Equation of the circle which circumscribes the square formed by the lines `xy -9x - 2y + 18=0 and xy-5x - 6y + 30 =0` is

To find the equation of the circle that circumscribes the square formed by the lines \( xy - 9x - 2y + 18 = 0 \) and \( xy - 5x - 6y + 30 = 0 \), we can follow these steps: ### Step 1: Identify the lines from the equations The given equations represent pairs of straight lines.
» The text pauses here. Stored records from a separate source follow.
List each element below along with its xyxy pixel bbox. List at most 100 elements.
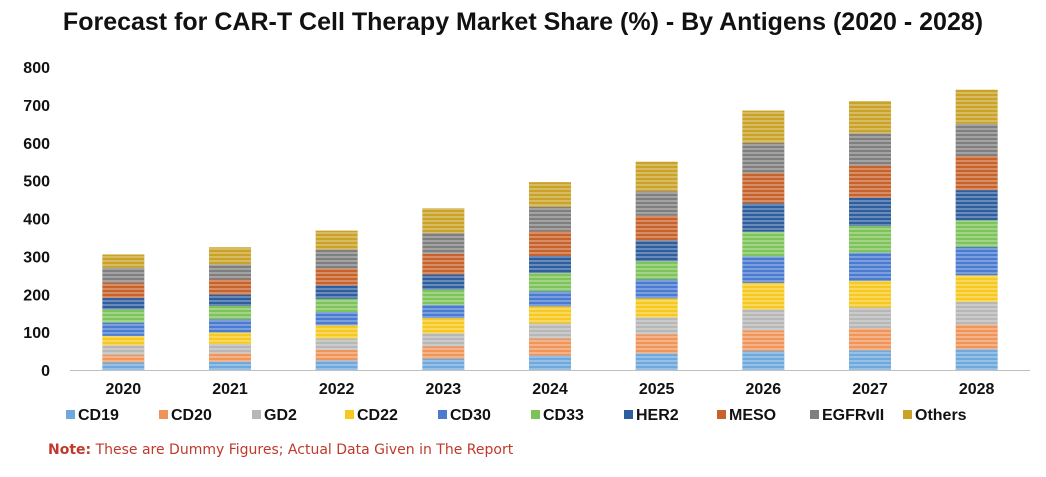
bar-segment-texture [209,247,251,265]
bar-segment-texture [635,334,678,354]
x-tick-label: 2023 [426,381,462,398]
bar-segment-texture [529,255,571,274]
bar-segment-texture [422,208,465,233]
bar-segment-texture [422,274,465,290]
bar-segment-texture [102,254,145,268]
bar-segment-texture [955,349,998,370]
bar-segment-texture [529,182,571,207]
y-tick-label: 400 [23,212,50,229]
x-tick-label: 2022 [319,381,355,398]
legend-label-cd19: CD19 [78,407,119,424]
x-tick-label: 2024 [532,381,568,398]
bar-segment-texture [849,307,891,329]
bar-segment-texture [635,215,678,241]
bar-segment-texture [102,267,145,283]
legend-label-cd20: CD20 [171,407,212,424]
bar-segment-texture [422,232,465,254]
bar-segment-texture [742,231,785,257]
bar-segment-texture [102,309,145,323]
bar-segment-texture [422,346,465,359]
bar-segment-texture [209,279,251,295]
y-tick-label: 100 [23,325,50,342]
bar-segment-texture [635,353,678,370]
bar-segment-texture [529,306,571,324]
bar-segment-texture [849,165,891,198]
bar-segment-texture [422,358,465,370]
legend-label-others: Others [915,407,967,424]
bar-segment-texture [315,285,358,299]
bar-segment-texture [529,323,571,339]
bar-segment-texture [955,301,998,325]
bar-segment-texture [102,345,145,355]
bar-segment-texture [102,282,145,299]
bar-segment-texture [315,268,358,286]
bar-segment-texture [315,298,358,313]
bar-segment-texture [635,298,678,318]
legend: CD19 CD20 GD2 CD22 CD30 CD33 HER2 MESO EGFRvII Ot… [66,407,967,424]
bar-segment-texture [102,335,145,346]
bar-segment-texture [209,343,251,354]
bar-segment-texture [955,275,998,302]
bar-segment-texture [209,294,251,306]
y-tick-label: 700 [23,98,50,115]
bar-segment-texture [529,231,571,256]
legend-label-her2: HER2 [636,407,679,424]
legend-label-meso: MESO [729,407,776,424]
bar-segment-texture [529,206,571,232]
legend-label-egfrvii: EGFRvII [822,407,884,424]
y-tick-label: 600 [23,136,50,153]
bar-segment-texture [422,333,465,347]
legend-swatch-cd20 [159,410,168,419]
bar-segment-texture [209,264,251,280]
bar-segment-texture [529,355,571,370]
bar-segment-texture [635,261,678,280]
legend-label-cd22: CD22 [357,407,398,424]
bar-segment-texture [529,273,571,292]
bar-segment-texture [422,253,465,275]
bar-segment-texture [849,252,891,281]
note-text: These are Dummy Figures; Actual Data Giv… [91,442,514,458]
bar-segment-texture [209,319,251,333]
bar-segment-texture [529,291,571,307]
bars [102,89,998,370]
bar-segment-texture [955,156,998,191]
bar-segment-texture [315,349,358,361]
bar-segment-texture [742,110,785,143]
note-label: Note: [48,442,92,458]
legend-swatch-meso [717,410,726,419]
legend-swatch-egfrvii [810,410,819,419]
bar-segment-texture [315,325,358,339]
x-tick-label: 2026 [746,381,782,398]
chart-title: Forecast for CAR-T Cell Therapy Market S… [62,8,984,36]
bar-segment-texture [742,142,785,174]
bar-segment-texture [849,133,891,166]
bar-segment-texture [849,197,891,227]
bar-segment-texture [742,282,785,310]
bar-segment-texture [422,318,465,334]
bar-segment-texture [742,256,785,283]
bar-segment-texture [315,312,358,326]
legend-swatch-cd19 [66,410,75,419]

We will factor these equations to find the lines. 1. **For the first equation**: \[ xy - 9x - 2y + 18 = 0 \] Group the terms: \[ x(y - 9) - 2(y - 9) = 0 \] Factor out \( (y - 9) \): \[ (y - 9)(x - 2) = 0 \] This gives us the lines: \[ x = 2 \quad \text{and} \quad y = 9 \] 2. **For the second equation**: \[ xy - 5x - 6y + 30 = 0 \] Group the terms: \[ x(y - 5) - 6(y - 5) = 0 \] Factor out \( (y - 5) \): \[ (y - 5)(x - 6) = 0 \] This gives us the lines: \[ x = 6 \quad \text{and} \quad y = 5 \] ### Step 2: Find the intersection points The four lines \( x = 2, x = 6, y = 9, y = 5 \) will form a square. We can find the intersection points: 1. Intersection of \( x = 2 \) and \( y = 5 \): \( (2, 5) \) 2. Intersection of \( x = 2 \) and \( y = 9 \): \( (2, 9) \) 3. Intersection of \( x = 6 \) and \( y = 5 \): \( (6, 5) \) 4. Intersection of \( x = 6 \) and \( y = 9 \): \( (6, 9) \) ### Step 3: Identify the center and radius of the circle The center of the circle is the midpoint of the diagonal formed by two opposite corners of the square. We can take the points \( (2, 5) \) and \( (6, 9) \). 1. **Midpoint**: \[ \text{Midpoint} = \left( \frac{2 + 6}{2}, \frac{5 + 9}{2} \right) = \left( 4, 7 \right) \] 2. **Radius**: The radius is the distance from the center to any vertex of the square. We can calculate the distance from \( (4, 7) \) to \( (2, 5) \): \[ r = \sqrt{(4 - 2)^2 + (7 - 5)^2} = \sqrt{2^2 + 2^2} = \sqrt{8} = 2\sqrt{2} \] ### Step 4: Write the equation of the circle The standard form of the equation of a circle is: \[ (x - h)^2 + (y - k)^2 = r^2 \] Where \( (h, k) \) is the center and \( r \) is the radius. Substituting \( (h, k) = (4, 7) \) and \( r = 2\sqrt{2} \): \[ (x - 4)^2 + (y - 7)^2 = (2\sqrt{2})^2 \] \[ (x - 4)^2 + (y - 7)^2 = 8 \] ### Final Equation Expanding this gives: \[ (x^2 - 8x + 16) + (y^2 - 14y + 49) = 8 \] Combining terms: \[ x^2 + y^2 - 8x - 14y + 57 = 0 \] ### Conclusion The equation of the circle that circumscribes the square is: \[ x^2 + y^2 - 8x - 14y + 57 = 0 \]